Test fonts and encoding per language
Each language you support needs a font that contains its characters, and a missing glyph renders as a box or a blank. Test every language with its real script, not just the Latin alphabet, and verify your font fallback chain handles characters your primary font lacks. CJK languages and scripts like Thai or Devanagari are common sources of missing-glyph bugs.
Encoding issues lurk underneath. If any part of your pipeline assumes a single-byte encoding, multi-byte characters get mangled, producing garbled text. Test that strings round-trip correctly from your translation files through your game to the screen, and capture the active language in reports so a garbled-text report immediately points at which language pipeline is broken.
Capture language and a screenshot
Because localization bugs are visual and language-specific, the two most valuable things to capture are the active language and a screenshot. A report that says the text is broken is nearly useless, but a screenshot showing French text spilling out of a button, tagged with the language, is instantly actionable and tells you exactly which string and which layout need attention.
The active language field also lets you tell whether a bug is universal or specific to one translation. A layout that breaks only in German is a length problem, one that breaks only in Arabic is a mirroring problem, and one that breaks in every language is a structural issue. The language tag turns a pile of broken text reports into a sorted list by cause.
Setting it up with Bugnet
Add an in-game report option that captures a screenshot and the active language automatically, plus the current screen or menu. Bugnet stores them so your localization reports arrive with the image and language context that make them fixable, whether they come from your testers or from players using a language you do not speak.
Group reports by language and screen to see patterns: a cluster on one language and one menu localizes the problem precisely. Because players in a language you cannot read can still file a report with a screenshot, you get visibility into localization bugs you would otherwise never even know existed, which is invaluable when you are shipping in languages outside your team fluency.
Recruit native-speaker testers
Automated techniques catch structural problems, but only a native speaker catches the subtle ones: a translation that is technically correct but reads awkwardly, a term that is wrong in context, a cultural reference that does not land.

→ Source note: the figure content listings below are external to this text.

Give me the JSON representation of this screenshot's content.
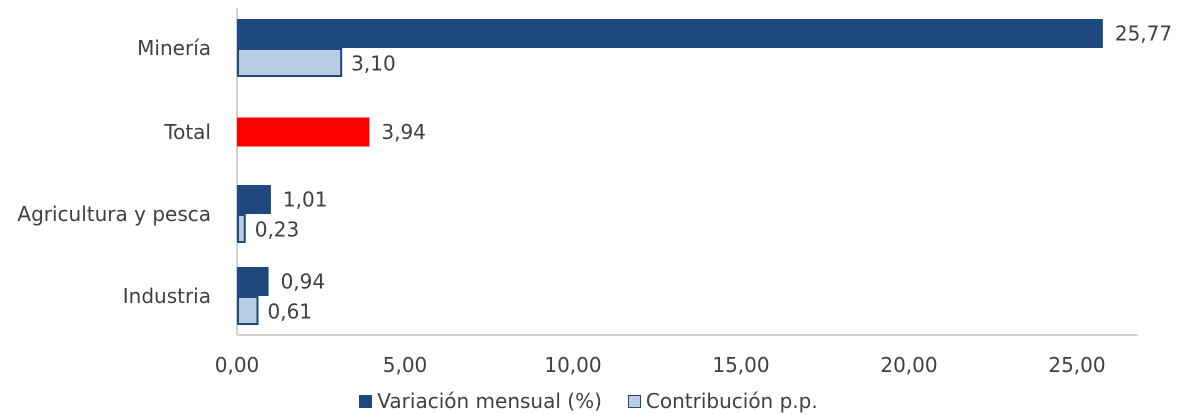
{
  "chart_data": {
    "type": "bar",
    "orientation": "horizontal",
    "categories": [
      "Minería",
      "Total",
      "Agricultura y pesca",
      "Industria"
    ],
    "series": [
      {
        "name": "Variación mensual (%)",
        "color": "#1f497d",
        "values": [
          25.77,
          3.94,
          1.01,
          0.94
        ],
        "labels": [
          "25,77",
          "3,94",
          "1,01",
          "0,94"
        ],
        "highlight": {
          "category": "Total",
          "color": "#ff0000"
        }
      },
      {
        "name": "Contribución p.p.",
        "color": "#b8cce4",
        "border": "#1f497d",
        "values": [
          3.1,
          null,
          0.23,
          0.61
        ],
        "labels": [
          "3,10",
          null,
          "0,23",
          "0,61"
        ]
      }
    ],
    "xlim": [
      0,
      27.5
    ],
    "xticks": [
      0,
      5,
      10,
      15,
      20,
      25
    ],
    "xtick_labels": [
      "0,00",
      "5,00",
      "10,00",
      "15,00",
      "20,00",
      "25,00"
    ],
    "legend_position": "bottom",
    "grid": false
  }
}
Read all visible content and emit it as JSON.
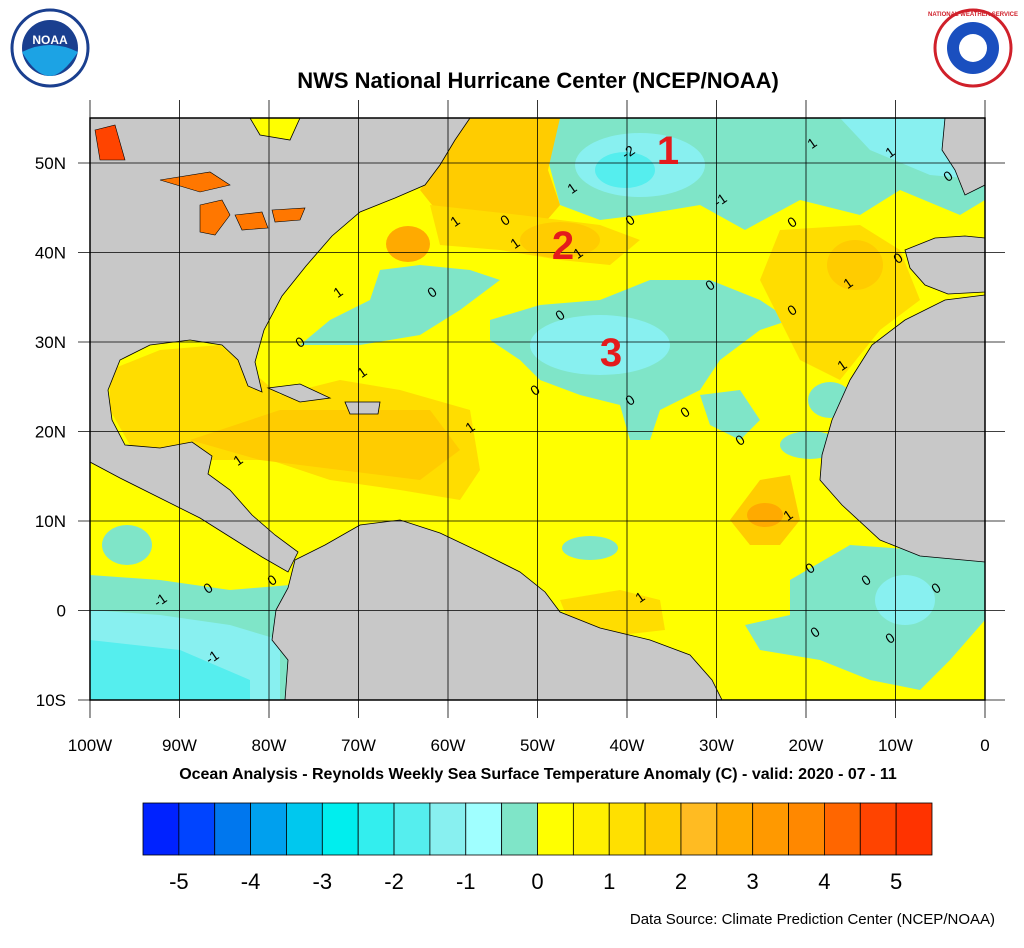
{
  "header": {
    "title": "NWS National Hurricane Center (NCEP/NOAA)",
    "logo_left": "NOAA",
    "logo_right": "NATIONAL WEATHER SERVICE"
  },
  "map": {
    "lat_labels": [
      "50N",
      "40N",
      "30N",
      "20N",
      "10N",
      "0",
      "10S"
    ],
    "lon_labels": [
      "100W",
      "90W",
      "80W",
      "70W",
      "60W",
      "50W",
      "40W",
      "30W",
      "20W",
      "10W",
      "0"
    ],
    "region_labels": [
      "1",
      "2",
      "3"
    ],
    "contour_labels": [
      "-2",
      "1",
      "-1",
      "1",
      "1",
      "0",
      "0",
      "0",
      "0",
      "1",
      "0",
      "1",
      "1",
      "1",
      "0",
      "1",
      "0",
      "1",
      "0",
      "0",
      "0",
      "1",
      "0",
      "0",
      "0",
      "0",
      "1",
      "1",
      "1",
      "0",
      "0",
      "0",
      "1",
      "0",
      "0",
      "0",
      "0",
      "-1",
      "-1"
    ]
  },
  "caption": "Ocean Analysis - Reynolds Weekly Sea Surface Temperature Anomaly (C) - valid: 2020 - 07 - 11",
  "colorbar": {
    "colors": [
      "#0022ff",
      "#0044ff",
      "#0077ee",
      "#00a0ee",
      "#00c8ee",
      "#00eeee",
      "#33eeee",
      "#55eeee",
      "#88f0f0",
      "#a0ffff",
      "#7fe5c8",
      "#ffff00",
      "#fff000",
      "#ffe000",
      "#ffcc00",
      "#ffbb22",
      "#ffaa00",
      "#ff9900",
      "#ff8800",
      "#ff6600",
      "#ff4400",
      "#ff3300"
    ],
    "labels": [
      "-5",
      "-4",
      "-3",
      "-2",
      "-1",
      "0",
      "1",
      "2",
      "3",
      "4",
      "5"
    ]
  },
  "source": "Data Source: Climate Prediction Center (NCEP/NOAA)"
}
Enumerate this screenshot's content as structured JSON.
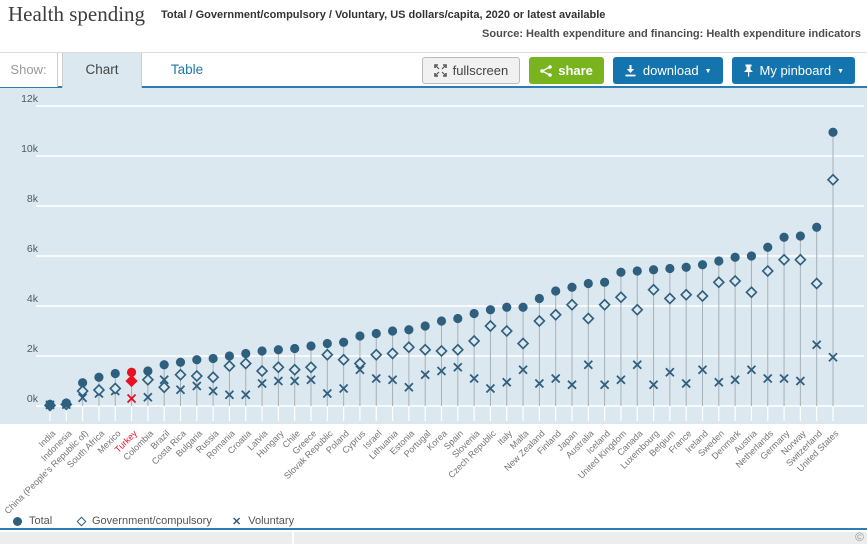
{
  "header": {
    "title": "Health spending",
    "subtitle": "Total / Government/compulsory / Voluntary, US dollars/capita, 2020 or latest available",
    "source": "Source: Health expenditure and financing: Health expenditure indicators"
  },
  "toolbar": {
    "show_label": "Show:",
    "tabs": [
      {
        "label": "Chart",
        "active": true
      },
      {
        "label": "Table",
        "active": false
      }
    ],
    "buttons": {
      "fullscreen": "fullscreen",
      "share": "share",
      "download": "download",
      "pinboard": "My pinboard"
    }
  },
  "icons": {
    "caret_down": "▼",
    "copyright": "©",
    "legend_x": "✕"
  },
  "colors": {
    "marker_blue": "#2e5f7e",
    "highlight_red": "#e81123",
    "plot_bg": "#dce8f0",
    "gridline": "#ffffff",
    "stem": "#a3b1bc",
    "axis_text": "#4c5a63",
    "country_label": "#757575",
    "accent_blue": "#1474ad",
    "share_green": "#79b41e",
    "underline_blue": "#2d7eb0"
  },
  "chart_data": {
    "type": "scatter",
    "title": "Health spending",
    "unit": "US dollars/capita",
    "period": "2020 or latest available",
    "y_ticks": [
      "0k",
      "2k",
      "4k",
      "6k",
      "8k",
      "10k",
      "12k"
    ],
    "ylim": [
      0,
      12000
    ],
    "grid": true,
    "legend_position": "bottom",
    "legend": [
      {
        "label": "Total",
        "marker": "circle"
      },
      {
        "label": "Government/compulsory",
        "marker": "diamond"
      },
      {
        "label": "Voluntary",
        "marker": "x"
      }
    ],
    "highlight_country": "Turkey",
    "countries": [
      {
        "name": "India",
        "total": 64,
        "government": 21,
        "voluntary": 43
      },
      {
        "name": "Indonesia",
        "total": 120,
        "government": 63,
        "voluntary": 57
      },
      {
        "name": "China (People's Republic of)",
        "total": 930,
        "government": 600,
        "voluntary": 330
      },
      {
        "name": "South Africa",
        "total": 1150,
        "government": 640,
        "voluntary": 500
      },
      {
        "name": "Mexico",
        "total": 1300,
        "government": 700,
        "voluntary": 600
      },
      {
        "name": "Turkey",
        "total": 1350,
        "government": 1000,
        "voluntary": 300,
        "highlight": true
      },
      {
        "name": "Colombia",
        "total": 1400,
        "government": 1050,
        "voluntary": 350
      },
      {
        "name": "Brazil",
        "total": 1650,
        "government": 750,
        "voluntary": 1050
      },
      {
        "name": "Costa Rica",
        "total": 1750,
        "government": 1250,
        "voluntary": 650
      },
      {
        "name": "Bulgaria",
        "total": 1850,
        "government": 1200,
        "voluntary": 800
      },
      {
        "name": "Russia",
        "total": 1900,
        "government": 1150,
        "voluntary": 600
      },
      {
        "name": "Romania",
        "total": 2000,
        "government": 1600,
        "voluntary": 450
      },
      {
        "name": "Croatia",
        "total": 2100,
        "government": 1700,
        "voluntary": 450
      },
      {
        "name": "Latvia",
        "total": 2200,
        "government": 1400,
        "voluntary": 900
      },
      {
        "name": "Hungary",
        "total": 2250,
        "government": 1550,
        "voluntary": 1000
      },
      {
        "name": "Chile",
        "total": 2300,
        "government": 1450,
        "voluntary": 1000
      },
      {
        "name": "Greece",
        "total": 2400,
        "government": 1550,
        "voluntary": 1050
      },
      {
        "name": "Slovak Republic",
        "total": 2500,
        "government": 2050,
        "voluntary": 500
      },
      {
        "name": "Poland",
        "total": 2550,
        "government": 1850,
        "voluntary": 700
      },
      {
        "name": "Cyprus",
        "total": 2800,
        "government": 1700,
        "voluntary": 1450
      },
      {
        "name": "Israel",
        "total": 2900,
        "government": 2050,
        "voluntary": 1100
      },
      {
        "name": "Lithuania",
        "total": 3000,
        "government": 2100,
        "voluntary": 1050
      },
      {
        "name": "Estonia",
        "total": 3050,
        "government": 2350,
        "voluntary": 750
      },
      {
        "name": "Portugal",
        "total": 3200,
        "government": 2250,
        "voluntary": 1250
      },
      {
        "name": "Korea",
        "total": 3400,
        "government": 2200,
        "voluntary": 1400
      },
      {
        "name": "Spain",
        "total": 3500,
        "government": 2250,
        "voluntary": 1550
      },
      {
        "name": "Slovenia",
        "total": 3700,
        "government": 2600,
        "voluntary": 1100
      },
      {
        "name": "Czech Republic",
        "total": 3850,
        "government": 3200,
        "voluntary": 700
      },
      {
        "name": "Italy",
        "total": 3950,
        "government": 3000,
        "voluntary": 950
      },
      {
        "name": "Malta",
        "total": 3950,
        "government": 2500,
        "voluntary": 1450
      },
      {
        "name": "New Zealand",
        "total": 4300,
        "government": 3400,
        "voluntary": 900
      },
      {
        "name": "Finland",
        "total": 4600,
        "government": 3650,
        "voluntary": 1100
      },
      {
        "name": "Japan",
        "total": 4750,
        "government": 4050,
        "voluntary": 850
      },
      {
        "name": "Australia",
        "total": 4900,
        "government": 3500,
        "voluntary": 1650
      },
      {
        "name": "Iceland",
        "total": 4950,
        "government": 4050,
        "voluntary": 850
      },
      {
        "name": "United Kingdom",
        "total": 5350,
        "government": 4350,
        "voluntary": 1050
      },
      {
        "name": "Canada",
        "total": 5400,
        "government": 3850,
        "voluntary": 1650
      },
      {
        "name": "Luxembourg",
        "total": 5450,
        "government": 4650,
        "voluntary": 850
      },
      {
        "name": "Belgium",
        "total": 5500,
        "government": 4300,
        "voluntary": 1350
      },
      {
        "name": "France",
        "total": 5550,
        "government": 4450,
        "voluntary": 900
      },
      {
        "name": "Ireland",
        "total": 5650,
        "government": 4400,
        "voluntary": 1450
      },
      {
        "name": "Sweden",
        "total": 5800,
        "government": 4950,
        "voluntary": 950
      },
      {
        "name": "Denmark",
        "total": 5950,
        "government": 5000,
        "voluntary": 1050
      },
      {
        "name": "Austria",
        "total": 6000,
        "government": 4550,
        "voluntary": 1450
      },
      {
        "name": "Netherlands",
        "total": 6350,
        "government": 5400,
        "voluntary": 1100
      },
      {
        "name": "Germany",
        "total": 6750,
        "government": 5850,
        "voluntary": 1100
      },
      {
        "name": "Norway",
        "total": 6800,
        "government": 5850,
        "voluntary": 1000
      },
      {
        "name": "Switzerland",
        "total": 7150,
        "government": 4900,
        "voluntary": 2450
      },
      {
        "name": "United States",
        "total": 10950,
        "government": 9050,
        "voluntary": 1950
      }
    ]
  }
}
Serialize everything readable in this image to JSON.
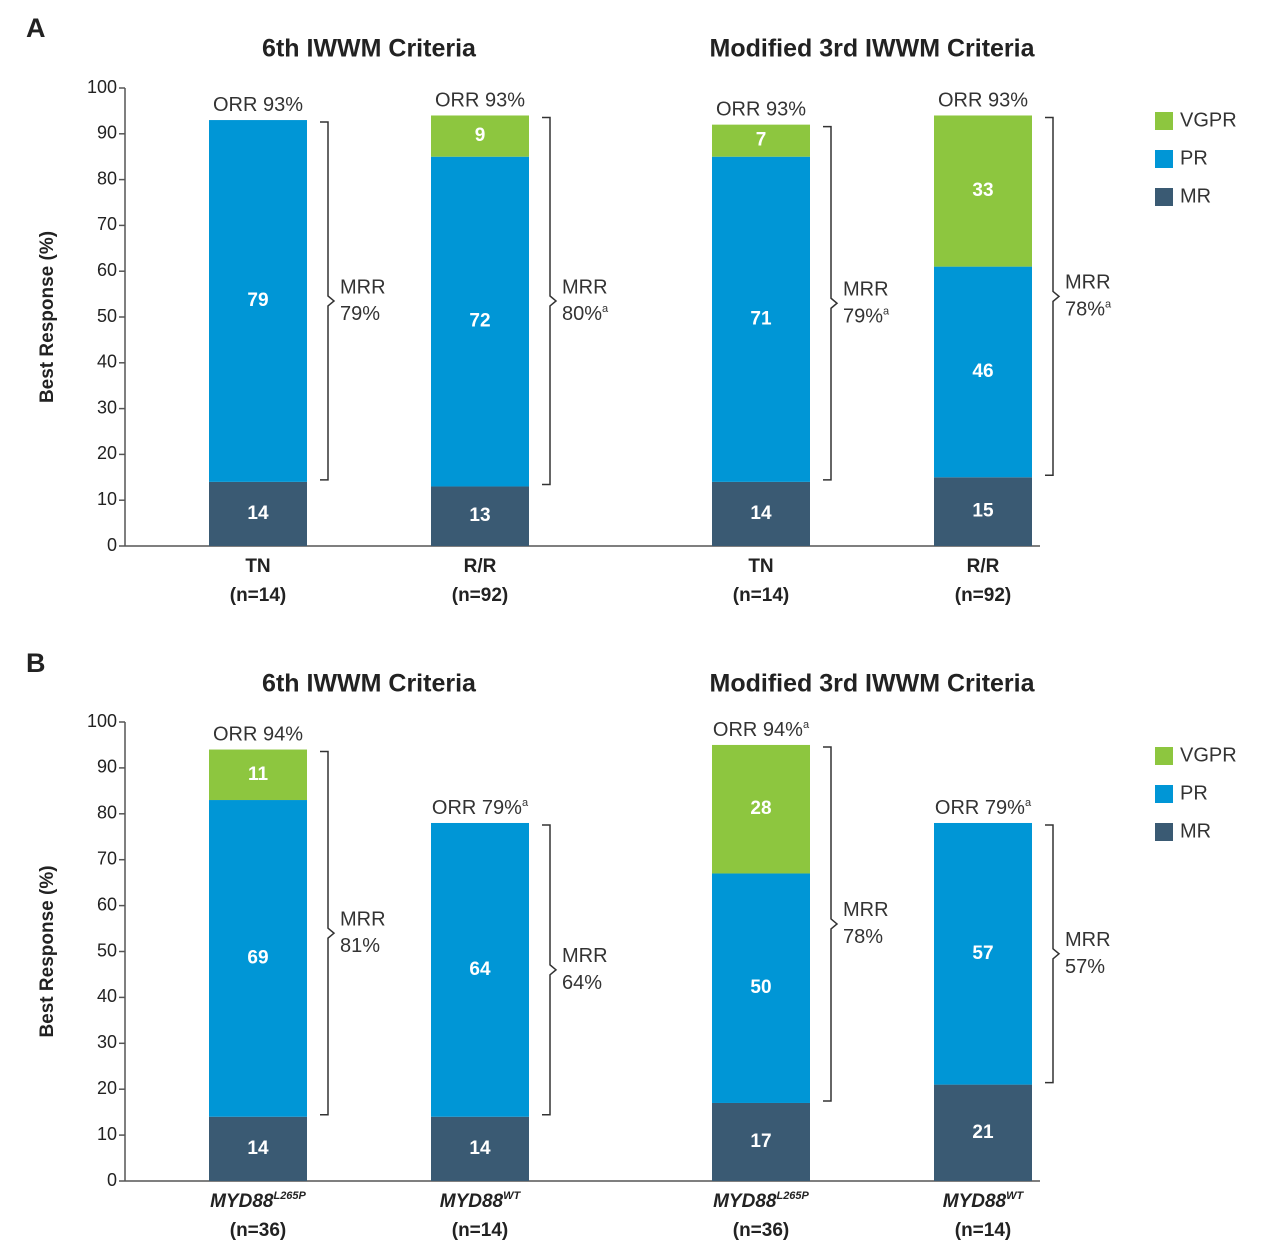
{
  "chart_data": [
    {
      "type": "bar",
      "stacked": true,
      "panel_label": "A",
      "ylabel": "Best Response (%)",
      "group_titles": [
        "6th IWWM Criteria",
        "Modified 3rd IWWM Criteria"
      ],
      "categories": [
        "TN",
        "R/R",
        "TN",
        "R/R"
      ],
      "category_notes": [
        "(n=14)",
        "(n=92)",
        "(n=14)",
        "(n=92)"
      ],
      "ylim": [
        0,
        100
      ],
      "yticks": [
        0,
        10,
        20,
        30,
        40,
        50,
        60,
        70,
        80,
        90,
        100
      ],
      "series": [
        {
          "name": "MR",
          "color": "#3a5a73",
          "values": [
            14,
            13,
            14,
            15
          ]
        },
        {
          "name": "PR",
          "color": "#0096d6",
          "values": [
            79,
            72,
            71,
            46
          ]
        },
        {
          "name": "VGPR",
          "color": "#8dc63f",
          "values": [
            null,
            9,
            7,
            33
          ]
        }
      ],
      "orr": [
        {
          "text": "ORR 93%"
        },
        {
          "text": "ORR 93%"
        },
        {
          "text": "ORR 93%"
        },
        {
          "text": "ORR 93%"
        }
      ],
      "mrr": [
        {
          "lines": [
            "MRR",
            "79%"
          ]
        },
        {
          "lines": [
            "MRR",
            "80%"
          ],
          "sup": "a"
        },
        {
          "lines": [
            "MRR",
            "79%"
          ],
          "sup": "a"
        },
        {
          "lines": [
            "MRR",
            "78%"
          ],
          "sup": "a"
        }
      ]
    },
    {
      "type": "bar",
      "stacked": true,
      "panel_label": "B",
      "ylabel": "Best Response (%)",
      "group_titles": [
        "6th IWWM Criteria",
        "Modified 3rd IWWM Criteria"
      ],
      "categories": [
        "MYD88",
        "MYD88",
        "MYD88",
        "MYD88"
      ],
      "category_superscripts": [
        "L265P",
        "WT",
        "L265P",
        "WT"
      ],
      "category_notes": [
        "(n=36)",
        "(n=14)",
        "(n=36)",
        "(n=14)"
      ],
      "ylim": [
        0,
        100
      ],
      "yticks": [
        0,
        10,
        20,
        30,
        40,
        50,
        60,
        70,
        80,
        90,
        100
      ],
      "series": [
        {
          "name": "MR",
          "color": "#3a5a73",
          "values": [
            14,
            14,
            17,
            21
          ]
        },
        {
          "name": "PR",
          "color": "#0096d6",
          "values": [
            69,
            64,
            50,
            57
          ]
        },
        {
          "name": "VGPR",
          "color": "#8dc63f",
          "values": [
            11,
            null,
            28,
            null
          ]
        }
      ],
      "orr": [
        {
          "text": "ORR 94%"
        },
        {
          "text": "ORR 79%",
          "sup": "a"
        },
        {
          "text": "ORR 94%",
          "sup": "a"
        },
        {
          "text": "ORR 79%",
          "sup": "a"
        }
      ],
      "mrr": [
        {
          "lines": [
            "MRR",
            "81%"
          ]
        },
        {
          "lines": [
            "MRR",
            "64%"
          ]
        },
        {
          "lines": [
            "MRR",
            "78%"
          ]
        },
        {
          "lines": [
            "MRR",
            "57%"
          ]
        }
      ]
    }
  ]
}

For the languages that matter most to your audience, recruit native-speaker testers and give them the same easy report path your other testers use.
Make it easy for them to flag both bugs and quality issues, with a screenshot and the language captured automatically so you can act even when you cannot read the text yourself. Native-speaker feedback combined with pseudolocalization and per-language technical testing gives you full coverage, from the structural bugs that break your layout to the nuance that makes a translation feel native rather than machine-made, which is what players in each language actually judge you on.
A perfect translation that overflows the button is still a bug. Test the layout, not just the words.